One thing about the New York Post that should concern Trump is something from his own playbook: It doesn’t hold back when it slams people — even someone like the ex-President whom it once championed. The paper is known for using clear, direct language and powerful framing — and that’s exactly what it deployed in its editorial crushing Trump. The editorial began:
“As his followers stormed the Capitol, calling for his vice president to be hanged, President Donald Trump sat in his private dining room, watching TV, doing nothing.
“For three hours, seven minutes.”
Putting it mildly, “three hours, seven minutes” sounds far longer than 187 minutes — the increment of time that most in the political world and the media use to measure Trump’s inaction — and the Post gets that.
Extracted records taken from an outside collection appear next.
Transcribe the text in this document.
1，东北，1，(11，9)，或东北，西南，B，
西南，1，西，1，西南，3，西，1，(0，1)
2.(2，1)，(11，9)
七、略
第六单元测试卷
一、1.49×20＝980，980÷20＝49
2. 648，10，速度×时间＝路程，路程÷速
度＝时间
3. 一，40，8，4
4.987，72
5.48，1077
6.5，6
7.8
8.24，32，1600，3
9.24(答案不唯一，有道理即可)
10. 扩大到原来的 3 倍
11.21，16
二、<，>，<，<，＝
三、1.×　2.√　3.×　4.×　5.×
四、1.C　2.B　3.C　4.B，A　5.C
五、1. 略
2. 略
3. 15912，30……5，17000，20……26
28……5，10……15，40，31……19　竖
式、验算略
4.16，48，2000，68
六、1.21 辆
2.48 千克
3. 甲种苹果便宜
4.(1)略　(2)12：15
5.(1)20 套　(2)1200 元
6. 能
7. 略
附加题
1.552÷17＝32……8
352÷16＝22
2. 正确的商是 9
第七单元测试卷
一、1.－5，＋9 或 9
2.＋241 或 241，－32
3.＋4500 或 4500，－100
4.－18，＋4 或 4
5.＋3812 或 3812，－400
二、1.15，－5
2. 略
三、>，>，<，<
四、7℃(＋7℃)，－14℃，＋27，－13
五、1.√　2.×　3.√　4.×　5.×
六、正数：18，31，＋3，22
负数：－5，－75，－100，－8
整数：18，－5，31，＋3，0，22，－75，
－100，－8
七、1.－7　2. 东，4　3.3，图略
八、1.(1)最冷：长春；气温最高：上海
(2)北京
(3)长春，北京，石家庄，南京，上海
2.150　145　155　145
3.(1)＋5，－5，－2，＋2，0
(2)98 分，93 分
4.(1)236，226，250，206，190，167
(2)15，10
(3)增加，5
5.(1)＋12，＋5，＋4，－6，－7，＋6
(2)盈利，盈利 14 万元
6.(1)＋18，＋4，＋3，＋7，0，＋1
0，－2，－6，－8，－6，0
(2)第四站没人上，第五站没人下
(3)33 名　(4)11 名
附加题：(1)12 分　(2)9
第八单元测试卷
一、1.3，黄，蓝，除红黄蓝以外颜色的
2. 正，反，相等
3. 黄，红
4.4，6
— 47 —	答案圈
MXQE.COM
From there, the editorial got worse for Trump. In its stinging rebuke, it emphasized that Trump was the only person who could have stopped his angry supporters, but he only made matters worse.
“To his eternal shame, as appalled aides implored him to publicly call on his followers to go home, he instead further fanned the flames” by tweeting that his vice president, Mike Pence, didn’t have the “courage” to block the congressional certification of Biden’s Electoral College win.
The Post wrote that Trump’s indefensible objective through all of this was “to find any means — damn the consequences — to block the peaceful transfer of power.” Pointing out that the Justice Department must decide about possible criminal behavior, the newspaper’s editorial board concluded that “as a matter of principle, as a matter of character, Trump has proven himself unworthy to be this country’s chief executive again.”
The Journal wrote that, of all the condemnable behavior by Trump presented by the January 6 committee over the past several weeks, “most horrifying” was witnesses describing how “as the riot raged … he sat watching TV, posting inflammatory tweets and refusing to send help.”
No, he watched the attack unfold on television for hours.
One thing is perfectly clear at this point: people either support Donald Trump or they support the United States of America. There’s no overlap. Even the formerly Trump-loving New York Post is telling us that the ex-President’s behavior that day cannot be defended.